The 3 best books of Monica Rouanet

Between the crime novel and suspense bordering on terror there is a very interesting space where new international writers play such as Shari lapena, with its domestic thrillers, or where others like Dennis Lehane. That's where one moves Monica Rouanet one of the most interesting in the national panorama in that palette of grays and darkness of the mistress. Because crime, violence or madness come from the same well from which to build arguments that are in tune but that can be forged in very disparate plots.

With some great best-selling book already under his belt, Rouanet captivates us from those plots in which the characters, all of them, are the ones who carry the suspense under their skin, giving it sinister significance, scratching pasts or inconceivable futures to the evidence of presents that weigh like endless sleepless nights. If we look at the current Spanish panorama, perhaps Victor of the Tree it can be a reference, a guideline on which to point to a trend or a shared scenography.

Top 3 recommended novels by Mónica Rouanet

Nothing important

The thriller that most frequently assaults us in the real world is undoubtedly that of gender violence that turns any home or simple coexistence into an unspeakable hell for the victims. Therefore, seeking empathy from fiction means going beyond cold statistics. In literature there can be an epic overcoming of any adverse situation. Or maybe not, and the moral is that there is always a lot left lost...

In the Madrid of the nineties, a young woman manages to survive what seems like a brutal attack of gender violence. The press and public opinion echo the news and, for days, nothing else is talked about. There are even those who claim that she was looking for it. When she finally wakes up from her coma, Minerva remembers absolutely nothing, not even her aggressor who, from that moment on, will mingle with her closest friends to become her shadow and remain by her side for years, waiting, despite the changes. social, the right time to finish your "self-order". But have things changed as much as we think? Has society finally stopped judging women who suffer attacks of this kind?

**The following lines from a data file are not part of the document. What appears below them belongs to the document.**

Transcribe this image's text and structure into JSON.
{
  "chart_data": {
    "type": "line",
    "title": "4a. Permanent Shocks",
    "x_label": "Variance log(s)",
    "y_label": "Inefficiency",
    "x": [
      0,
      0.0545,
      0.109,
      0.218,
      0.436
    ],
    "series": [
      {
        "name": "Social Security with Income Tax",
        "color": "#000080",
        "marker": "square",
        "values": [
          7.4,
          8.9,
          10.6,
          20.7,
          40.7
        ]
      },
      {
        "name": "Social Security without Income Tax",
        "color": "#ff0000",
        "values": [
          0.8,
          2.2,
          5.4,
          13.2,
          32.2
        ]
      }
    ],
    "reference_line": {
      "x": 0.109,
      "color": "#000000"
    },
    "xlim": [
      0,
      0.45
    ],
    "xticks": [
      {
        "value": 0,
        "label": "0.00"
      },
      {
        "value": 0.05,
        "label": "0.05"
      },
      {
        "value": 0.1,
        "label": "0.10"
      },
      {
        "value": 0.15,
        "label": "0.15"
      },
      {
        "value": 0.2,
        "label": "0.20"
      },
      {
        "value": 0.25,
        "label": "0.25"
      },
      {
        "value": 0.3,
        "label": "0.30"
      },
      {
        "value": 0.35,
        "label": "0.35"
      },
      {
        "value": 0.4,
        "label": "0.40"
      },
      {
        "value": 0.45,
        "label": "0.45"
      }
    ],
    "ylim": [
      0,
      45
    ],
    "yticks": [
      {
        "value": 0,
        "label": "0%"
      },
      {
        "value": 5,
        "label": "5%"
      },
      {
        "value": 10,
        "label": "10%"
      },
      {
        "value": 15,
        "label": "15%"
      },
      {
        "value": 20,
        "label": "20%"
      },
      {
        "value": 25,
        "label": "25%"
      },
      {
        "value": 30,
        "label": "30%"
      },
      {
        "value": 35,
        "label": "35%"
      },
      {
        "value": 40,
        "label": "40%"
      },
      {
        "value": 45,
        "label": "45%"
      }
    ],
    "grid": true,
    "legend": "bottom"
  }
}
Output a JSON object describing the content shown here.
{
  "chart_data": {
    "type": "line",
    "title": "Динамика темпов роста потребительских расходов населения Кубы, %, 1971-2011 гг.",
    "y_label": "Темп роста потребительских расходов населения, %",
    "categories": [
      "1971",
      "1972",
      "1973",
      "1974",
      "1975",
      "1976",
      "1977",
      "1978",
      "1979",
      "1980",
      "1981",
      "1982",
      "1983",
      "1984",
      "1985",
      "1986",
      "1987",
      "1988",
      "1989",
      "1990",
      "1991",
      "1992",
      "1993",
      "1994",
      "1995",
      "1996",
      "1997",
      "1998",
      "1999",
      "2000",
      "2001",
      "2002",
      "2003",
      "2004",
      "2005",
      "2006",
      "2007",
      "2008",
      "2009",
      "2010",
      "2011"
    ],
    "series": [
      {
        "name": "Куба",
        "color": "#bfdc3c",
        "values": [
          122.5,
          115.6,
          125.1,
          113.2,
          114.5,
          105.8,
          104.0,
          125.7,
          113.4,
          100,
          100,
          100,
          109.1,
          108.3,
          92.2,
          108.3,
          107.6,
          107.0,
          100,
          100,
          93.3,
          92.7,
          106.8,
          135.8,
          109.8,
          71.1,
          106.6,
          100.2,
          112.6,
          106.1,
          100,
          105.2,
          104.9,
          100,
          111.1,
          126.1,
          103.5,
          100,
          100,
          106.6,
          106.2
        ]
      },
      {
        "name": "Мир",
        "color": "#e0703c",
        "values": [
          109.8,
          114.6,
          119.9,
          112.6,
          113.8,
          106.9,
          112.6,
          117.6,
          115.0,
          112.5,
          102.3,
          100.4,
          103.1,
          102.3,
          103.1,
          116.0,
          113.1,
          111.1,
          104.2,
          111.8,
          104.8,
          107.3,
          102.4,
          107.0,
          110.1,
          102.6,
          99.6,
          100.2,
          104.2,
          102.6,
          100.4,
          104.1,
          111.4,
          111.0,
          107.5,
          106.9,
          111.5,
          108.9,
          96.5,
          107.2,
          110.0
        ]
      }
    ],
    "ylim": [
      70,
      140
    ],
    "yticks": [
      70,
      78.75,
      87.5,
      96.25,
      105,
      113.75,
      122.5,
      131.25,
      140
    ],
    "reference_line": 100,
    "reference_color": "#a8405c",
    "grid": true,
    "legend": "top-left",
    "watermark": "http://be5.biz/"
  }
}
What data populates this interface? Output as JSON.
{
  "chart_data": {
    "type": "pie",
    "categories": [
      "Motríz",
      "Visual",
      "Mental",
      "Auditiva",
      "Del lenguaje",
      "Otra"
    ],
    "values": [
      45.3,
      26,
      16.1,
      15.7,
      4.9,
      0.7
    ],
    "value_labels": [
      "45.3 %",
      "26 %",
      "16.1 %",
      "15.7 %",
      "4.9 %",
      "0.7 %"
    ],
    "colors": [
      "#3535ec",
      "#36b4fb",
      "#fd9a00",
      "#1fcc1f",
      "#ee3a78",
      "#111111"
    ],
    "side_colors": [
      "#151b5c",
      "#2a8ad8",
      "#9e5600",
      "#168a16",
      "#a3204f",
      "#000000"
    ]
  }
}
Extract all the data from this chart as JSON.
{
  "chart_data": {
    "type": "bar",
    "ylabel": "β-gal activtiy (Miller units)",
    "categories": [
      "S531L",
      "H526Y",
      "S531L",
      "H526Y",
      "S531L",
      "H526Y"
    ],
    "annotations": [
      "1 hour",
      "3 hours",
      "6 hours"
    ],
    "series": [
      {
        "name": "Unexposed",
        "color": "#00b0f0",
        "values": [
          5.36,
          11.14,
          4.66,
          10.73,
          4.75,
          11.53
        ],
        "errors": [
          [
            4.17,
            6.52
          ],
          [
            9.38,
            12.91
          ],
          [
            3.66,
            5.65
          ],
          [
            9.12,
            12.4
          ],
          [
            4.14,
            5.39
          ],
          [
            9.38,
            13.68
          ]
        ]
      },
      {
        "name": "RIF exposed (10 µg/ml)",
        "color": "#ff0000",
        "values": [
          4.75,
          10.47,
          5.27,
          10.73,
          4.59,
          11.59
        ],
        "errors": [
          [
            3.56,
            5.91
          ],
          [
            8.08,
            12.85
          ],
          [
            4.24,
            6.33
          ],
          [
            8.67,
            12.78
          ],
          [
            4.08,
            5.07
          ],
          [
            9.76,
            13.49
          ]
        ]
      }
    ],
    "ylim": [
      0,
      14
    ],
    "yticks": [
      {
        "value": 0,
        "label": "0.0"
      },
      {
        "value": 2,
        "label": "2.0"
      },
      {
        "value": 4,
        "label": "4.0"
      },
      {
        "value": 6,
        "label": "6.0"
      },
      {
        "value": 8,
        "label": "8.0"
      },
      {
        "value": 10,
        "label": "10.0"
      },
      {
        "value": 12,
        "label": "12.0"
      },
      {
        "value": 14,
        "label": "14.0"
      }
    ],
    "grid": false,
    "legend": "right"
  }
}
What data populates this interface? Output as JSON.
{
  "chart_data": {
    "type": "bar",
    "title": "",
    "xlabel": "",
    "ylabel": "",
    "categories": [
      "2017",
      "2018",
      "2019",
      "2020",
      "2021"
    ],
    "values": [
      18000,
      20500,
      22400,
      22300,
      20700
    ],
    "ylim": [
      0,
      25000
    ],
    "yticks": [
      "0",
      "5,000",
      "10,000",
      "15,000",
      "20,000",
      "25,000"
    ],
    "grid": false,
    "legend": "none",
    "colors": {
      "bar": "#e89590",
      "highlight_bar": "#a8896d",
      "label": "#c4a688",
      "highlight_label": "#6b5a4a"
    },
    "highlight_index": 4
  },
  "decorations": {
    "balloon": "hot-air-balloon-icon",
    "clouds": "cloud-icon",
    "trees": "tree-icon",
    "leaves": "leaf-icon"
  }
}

I can't hear the children play

What is truly inscrutable are the recesses of the mind. There is reality, always subjective, fiction as another level of the construct of our perception and finally the dreamlike as the hinges that make everything fit together in an almost imperceptible way. Literally, the psychiatric has a lot of play and juice. Because sanity or normality is just a click, a joke, a disruptive moment or a turning point away from madness or eccentricity.

Let them tell Alma, a protagonist who will take us into one of those labyrinths of the mind, between mirrors and shadows, towards tunnels that our subconscious ends up recognizing. Gloomy corridors where that disturbing sensation is awakened in which discerning any hint of truth becomes essential as an exit light.

After a serious car accident, Alma, a 17-year-old girl, suffers a shock post-traumatic and is admitted to a psychiatric clinic located in an old renovated building. There she lives with other inmates and their pathologies and crosses with some children whom only she can see. Little by little, the history of the building and its former occupants becomes entangled with Alma's reality and leads her to unravel dark secrets locked for years between the walls of the huge house and in her own mind.

I can't hear the children play

Wake me up when september ends

The blackest of Rouanet's novels in its search for a possible victim. The idea of ​​double lives, of suspicions about those who were always our family ..., The hidden plots of people to whom a cordiality and an ordinary life are associated beyond any doubt or blemish.

The trail of a young Spaniard vanishes through southern England after leaving a distress message on his mother's mobile phone. She, who has hardly left her small town on a few occasions, decides to go in search of him. A year ago, her husband disappeared in the calm waters of the Albufera and she is not willing to live an anguish like that again.

The Civil Guard found Antonio's boat adrift, with blood stains on its boards. Amparo is convinced that he died, but the gossip that roam the town rumors other things. Once in England, Amparo discovers that her husband can still be alive, be the cause of the death of a woman and be involved in a sordid plot full of intrigue.

Wake me up when september ends

Other recommended books by Mónica Rouanet..

Where the Streets Have No Name

With an evocative title for anyone who loves U2, this plot addresses with a hyperbolic but no less true vision, ultimately, the lies on which a family is often built. A shake-up to customs, good manners, appearances and the dead under the rugs...

María del Pilar González de Ayala is 35 years old when she runs away from her mother's home in the Salamanca neighborhood, fed up with a bitter, castrating and macho mother who has turned her into a social "invalid", truncating her love relationships and her aspiration to manage his father's clinic.

The accident suffered by him, along with his new partner and the murder of Gonzalo, the suitor who abandoned her on the eve of her wedding, are another motivation to start a life of her own under a new name: María González.
María suspects that her mother had a relationship with those deaths and, therefore, as an improvised detective, she will discover a whole network of lies that implicate her family, a prototype of that Madrid bourgeoisie that she buried and never recognized her support for Francoism with the arrival of the transition.